We isolated the cytoplasmic and nuclear fractions from the lung tissue and determined the protein content using a Bradford assay. Subsequently, lung protein lysates (30 μg per lane) were separated via 10%–12% sodium dodecyl sulfate-polyacrylamide gel electrophoresis. Immunoblots were then performed in accordance with the method described previously.⁹ The blots were subjected to probing with specific antibodies, including anti-ALDH2, anti-4-HNE (diluted at 1:1000, Abcam, Waltham, MA, USA), anti-PI3K, anti-AKT, anti-pAKT, anti-cleaved caspase 3, anti-NF-κB p65, anti-phospho-NF-κB p65, anti-IκB-α (diluted at 1:1000, Cell Signaling Technology, Danvers, MA, USA), anti-Bcl-2 (diluted at 1:1000, Bioss Inc., Woburn, Massachusetts, USA), anti-lamin B1 (diluted at 1:200, Santa Cruz Biotechnology, Dallas, TX, USA), or β-actin (diluted at 1:10,000, Sigma Chemical Company, St. Louis, MO, USA). The data were expressed by determining the relative ratio of the target protein's content to that of the reference protein. The relative ratio of the target protein's content in the control group was established as 1.
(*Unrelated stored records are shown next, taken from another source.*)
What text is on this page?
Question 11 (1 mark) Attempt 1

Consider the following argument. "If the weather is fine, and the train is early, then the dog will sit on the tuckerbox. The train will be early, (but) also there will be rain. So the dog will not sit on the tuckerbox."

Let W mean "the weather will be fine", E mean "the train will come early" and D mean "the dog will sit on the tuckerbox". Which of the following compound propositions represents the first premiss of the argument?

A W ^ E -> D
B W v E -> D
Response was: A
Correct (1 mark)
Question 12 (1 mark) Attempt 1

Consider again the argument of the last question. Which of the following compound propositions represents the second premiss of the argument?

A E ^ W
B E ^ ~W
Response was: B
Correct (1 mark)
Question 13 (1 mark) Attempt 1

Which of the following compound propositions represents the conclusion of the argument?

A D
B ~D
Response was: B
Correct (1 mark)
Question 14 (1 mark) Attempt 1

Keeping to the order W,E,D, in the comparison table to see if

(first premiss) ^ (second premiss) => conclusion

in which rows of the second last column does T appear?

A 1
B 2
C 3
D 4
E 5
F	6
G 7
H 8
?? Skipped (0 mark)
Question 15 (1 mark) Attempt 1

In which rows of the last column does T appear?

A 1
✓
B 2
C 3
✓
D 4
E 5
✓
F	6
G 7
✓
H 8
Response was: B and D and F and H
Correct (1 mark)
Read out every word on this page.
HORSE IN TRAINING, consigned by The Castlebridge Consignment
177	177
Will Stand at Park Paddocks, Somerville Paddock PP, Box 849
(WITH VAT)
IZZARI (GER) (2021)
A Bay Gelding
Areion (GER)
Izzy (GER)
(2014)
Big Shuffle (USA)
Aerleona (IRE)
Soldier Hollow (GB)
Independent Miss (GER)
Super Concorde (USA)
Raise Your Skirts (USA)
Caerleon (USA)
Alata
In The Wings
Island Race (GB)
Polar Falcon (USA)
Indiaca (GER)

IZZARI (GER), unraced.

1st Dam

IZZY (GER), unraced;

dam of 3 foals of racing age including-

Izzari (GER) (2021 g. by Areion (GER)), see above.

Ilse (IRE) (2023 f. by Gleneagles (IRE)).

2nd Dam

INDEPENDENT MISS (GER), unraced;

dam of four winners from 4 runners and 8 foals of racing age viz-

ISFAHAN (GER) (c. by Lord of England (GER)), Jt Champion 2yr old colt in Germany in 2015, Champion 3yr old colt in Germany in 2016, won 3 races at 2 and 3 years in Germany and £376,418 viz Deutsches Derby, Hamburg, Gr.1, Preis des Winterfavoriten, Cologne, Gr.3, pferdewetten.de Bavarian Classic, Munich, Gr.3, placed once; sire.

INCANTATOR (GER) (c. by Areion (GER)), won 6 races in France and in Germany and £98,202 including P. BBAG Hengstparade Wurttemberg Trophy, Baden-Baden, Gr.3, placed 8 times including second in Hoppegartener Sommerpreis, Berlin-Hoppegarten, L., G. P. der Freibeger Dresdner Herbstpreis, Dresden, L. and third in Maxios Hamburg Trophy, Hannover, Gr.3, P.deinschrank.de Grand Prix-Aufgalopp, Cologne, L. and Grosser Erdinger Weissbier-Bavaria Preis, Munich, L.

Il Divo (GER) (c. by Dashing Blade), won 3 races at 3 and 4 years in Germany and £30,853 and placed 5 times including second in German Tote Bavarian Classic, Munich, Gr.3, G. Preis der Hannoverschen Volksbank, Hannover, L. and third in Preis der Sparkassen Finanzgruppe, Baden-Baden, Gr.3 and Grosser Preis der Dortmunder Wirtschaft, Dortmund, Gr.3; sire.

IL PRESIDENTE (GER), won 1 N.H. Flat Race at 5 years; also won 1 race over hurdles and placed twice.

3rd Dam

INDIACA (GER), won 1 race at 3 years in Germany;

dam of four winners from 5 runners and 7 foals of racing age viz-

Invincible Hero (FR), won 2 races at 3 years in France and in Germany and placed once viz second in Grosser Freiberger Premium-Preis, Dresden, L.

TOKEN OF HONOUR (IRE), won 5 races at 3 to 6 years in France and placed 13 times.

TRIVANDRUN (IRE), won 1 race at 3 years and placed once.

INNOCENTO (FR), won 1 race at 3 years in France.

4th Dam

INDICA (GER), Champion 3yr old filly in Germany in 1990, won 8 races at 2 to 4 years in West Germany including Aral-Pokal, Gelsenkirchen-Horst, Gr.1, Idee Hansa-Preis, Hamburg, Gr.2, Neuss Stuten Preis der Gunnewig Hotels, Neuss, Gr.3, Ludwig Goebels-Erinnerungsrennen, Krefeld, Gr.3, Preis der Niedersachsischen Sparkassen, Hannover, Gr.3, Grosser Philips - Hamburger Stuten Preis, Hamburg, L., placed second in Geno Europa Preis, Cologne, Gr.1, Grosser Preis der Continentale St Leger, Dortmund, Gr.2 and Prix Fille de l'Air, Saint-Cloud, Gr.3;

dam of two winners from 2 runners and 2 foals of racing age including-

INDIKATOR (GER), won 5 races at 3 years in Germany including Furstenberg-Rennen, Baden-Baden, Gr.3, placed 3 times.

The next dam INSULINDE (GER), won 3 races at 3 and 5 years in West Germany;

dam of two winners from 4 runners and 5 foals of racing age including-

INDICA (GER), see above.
Histopathological analysis

We followed previously established methods for the analysis of neutrophil counts and lung injury scoring in the lung tissue, as detailed in reference.2²¹ In brief, lung tissues were fixed, sectioned, and subjected to hematoxylin and eosin (HE) staining. Morphological assessments were conducted using light microscopy. At least 10 fields were randomly selected for the evaluation of neutrophil infiltration in the airspace or vessel wall, as well as alveolar wall thickening. Two pathologists, blinded to the experimental groups, independently scored lung damage on a four-point scale: none (0), mild (1), moderate (2), or severe (3). The scores from each pathologist were combined to determine the overall lung injury score. Histological changes were assessed in randomly chosen fields under a 200× magnification.

Statistical analysis

Data analysis was performed using GraphPad Prism 9 statistical software (GraphPad Software, San Diego, CA, USA). The data is displayed in the form of the means ± standard deviations (SD). Based on the findings from our previous experiment,⁴ the Cohen's d assumption is calculated as 4.25, which corresponds to a large effect size. We established a two-tailed significance level of 0.05 and an expected power of 0.8. The sample size for each group was determined to be three, which is enough for detecting differences between the two groups, as calculated using GPower version 3.1.9.7. For the comparison between the treatment and control groups, we performed a one-way analysis of variance (ANOVA) followed by post hoc Bonferroni correction. Furthermore, we compared the lung weight gain (LWG) between groups through a two-way ANOVA with repeated measurements, and subsequent post hoc Bonferroni testing. Statistical significance was established with a threshold of p < .05.

Results

Alda-1 administration attenuates AE-induced acute pulmonary edema

The increased levels of inflammation markers in rats with AE-induced lung injury led to enhanced microvascular permeability and the accumulation of fluid in the alveoli. This was evident through higher values of LWG, LW/BW, W/D ratio, Kf, and protein levels in BALF after AE-induced lung injury. However, rats treated with Alda-1 at a dose of 20 mg/kg demonstrated significantly lower LWG, LW/BW, W/D ratio, K_f, and BALF protein levels than rats with AE-induced injury (Figure 1).

Figure 1.

Alda-1 effectively mitigated acute lung edema induced by AE, as evidenced by the significant improvements in several parameters: (a) LWG, (b) K_f, (c) LW/BW, (d) W/D weight ratios, and (e) protein content in BALF, which were significantly elevated in the AE group. Alda-1 significantly attenuated these increases. Among the different doses tested, 20 mg/kg Alda-1 demonstrated superior efficacy in reducing lung edema. The data, presented as the mean ± SD (n = 6 in each group), indicated statistical significance (*p < .05, **p < .01, ***p < .001) compared to the control + vehicle group and (#p < .05, ##p < .01, ###p < .001) compared to the AE group.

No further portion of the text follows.